Le proporzioni sono immense. Si tratta di una superficie di oltre ventimila chilometri quadrati che è stata oggetto di ricognizioni sistematiche, scavi stratigrafici e analisi territoriali grazie ad immagini aeree e satellitari. Un lavoro che ha permesso, nel 2006, di creare una ricostruzione paleoambientale del conoide alluvionale e l’elaborazione di un modello di elevazione digitale.
Questa carta archeologica non è soltanto un utile strumento per la tutela e la salvaguardia dei siti, ma ha permesso anche di ricostruire un preciso modello del sistema di sfruttamento fluviale, fondamentale per la comprensione della frequentazione antropica nel conoide alluvionale.
Dal 2007 il Dipartimento di Storia Culture Civiltà dell’Alma Mater, sempre in collaborazione con il Ministero della Cultura turkmeno e con il nuovo partner americano Washington University in St. Louis, si è poi concentrato su nuovi obiettivi come lo scavo del sito di Ojakly, la cui indagine stratigrafica insieme ad un attento esame dei resti ceramici, faunistici, archeobotanici e litici, rappresentano il primo esempio di analisi sistematica di un sito appartenente alla cultura nomade Andronovo, che ha dato il via durante il Bronzo Tardo (1950-1500 a.C.) ad importanti cambiamenti socio-politici nella regione.

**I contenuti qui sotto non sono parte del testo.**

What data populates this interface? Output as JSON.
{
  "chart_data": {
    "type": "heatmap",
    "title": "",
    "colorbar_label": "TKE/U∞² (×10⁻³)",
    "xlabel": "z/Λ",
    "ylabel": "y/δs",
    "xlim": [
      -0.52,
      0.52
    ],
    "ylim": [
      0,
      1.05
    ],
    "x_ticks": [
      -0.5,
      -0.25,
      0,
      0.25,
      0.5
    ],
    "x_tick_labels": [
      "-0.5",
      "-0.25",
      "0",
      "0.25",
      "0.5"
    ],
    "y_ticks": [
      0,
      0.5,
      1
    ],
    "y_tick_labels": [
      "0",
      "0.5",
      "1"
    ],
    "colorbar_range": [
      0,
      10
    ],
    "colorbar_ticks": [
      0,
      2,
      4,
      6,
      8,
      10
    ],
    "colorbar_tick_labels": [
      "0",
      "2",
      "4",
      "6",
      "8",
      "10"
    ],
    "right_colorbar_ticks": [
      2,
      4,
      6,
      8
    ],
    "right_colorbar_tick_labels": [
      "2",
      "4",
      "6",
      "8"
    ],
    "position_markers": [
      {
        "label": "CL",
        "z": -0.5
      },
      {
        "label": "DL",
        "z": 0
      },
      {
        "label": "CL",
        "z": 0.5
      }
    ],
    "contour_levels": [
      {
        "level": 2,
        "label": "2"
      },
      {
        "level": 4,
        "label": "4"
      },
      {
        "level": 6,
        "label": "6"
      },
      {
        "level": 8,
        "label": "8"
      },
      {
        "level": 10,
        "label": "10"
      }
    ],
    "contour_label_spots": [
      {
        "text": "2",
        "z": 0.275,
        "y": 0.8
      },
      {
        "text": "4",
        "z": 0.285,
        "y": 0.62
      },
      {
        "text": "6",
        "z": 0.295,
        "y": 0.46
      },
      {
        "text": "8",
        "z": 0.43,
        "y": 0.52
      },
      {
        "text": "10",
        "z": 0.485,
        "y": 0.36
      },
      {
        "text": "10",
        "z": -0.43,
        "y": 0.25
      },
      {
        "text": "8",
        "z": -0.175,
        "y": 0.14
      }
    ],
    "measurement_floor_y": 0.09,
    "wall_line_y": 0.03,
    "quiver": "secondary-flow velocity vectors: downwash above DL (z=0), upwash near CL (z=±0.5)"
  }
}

Se passate ipotesi immaginavano un forte contrasto tra tale cultura nomade, dedita soprattutto alla pastorizia, e la popolazione locale sedentaria, i recenti scavi hanno dimostrato invece una pacifica e reciprocamente vantaggiosa coesistenza, testimoniata tra l’altro dal passaggio di conoscenze tecniche tra i due gruppi.
L’ultima campagna di ricerca è avvenuta lo scorso ottobre nel sito del tardo Bronzo di Togolok 1: per la prima volta uno tra i più importanti e più estesi siti di cultura sedentaria Namazga VI del conoide alluvionale del Murghab è stato oggetto di uno scavo stratigrafico. Ciò ha permesso il ritrovamento di una struttura abitativa temporanea, utilizzata durante gli spostamenti di pastori nomadi in seguito all’abbandono del sito durante la fase finale dell’età del Bronzo, ed il rinvenimento di migliaia di semi e resti faunistici preziosi per la ricostruzione della dieta alimentare e le pratiche di pastorizia ed agricoltura presso tali popolazioni. Ma lo scavo è solamente agli inizi e le aspettative, così come le potenzialità di questo sito, sono davvero considerevoli.
Il lavoro dunque prosegue, anche grazie alla rinnovata vicinanza tra Italia e Turkmenistan, testimoniata dal recente incontro tra il presidente del Consiglio, Matteo Renzi, e il presidente del Turkmenistan, Gurbanguly Berdimuhammedow, ad Ashgabat che ha portato alla stipulazione di nuovi trattati commerciali tra i due Paesi.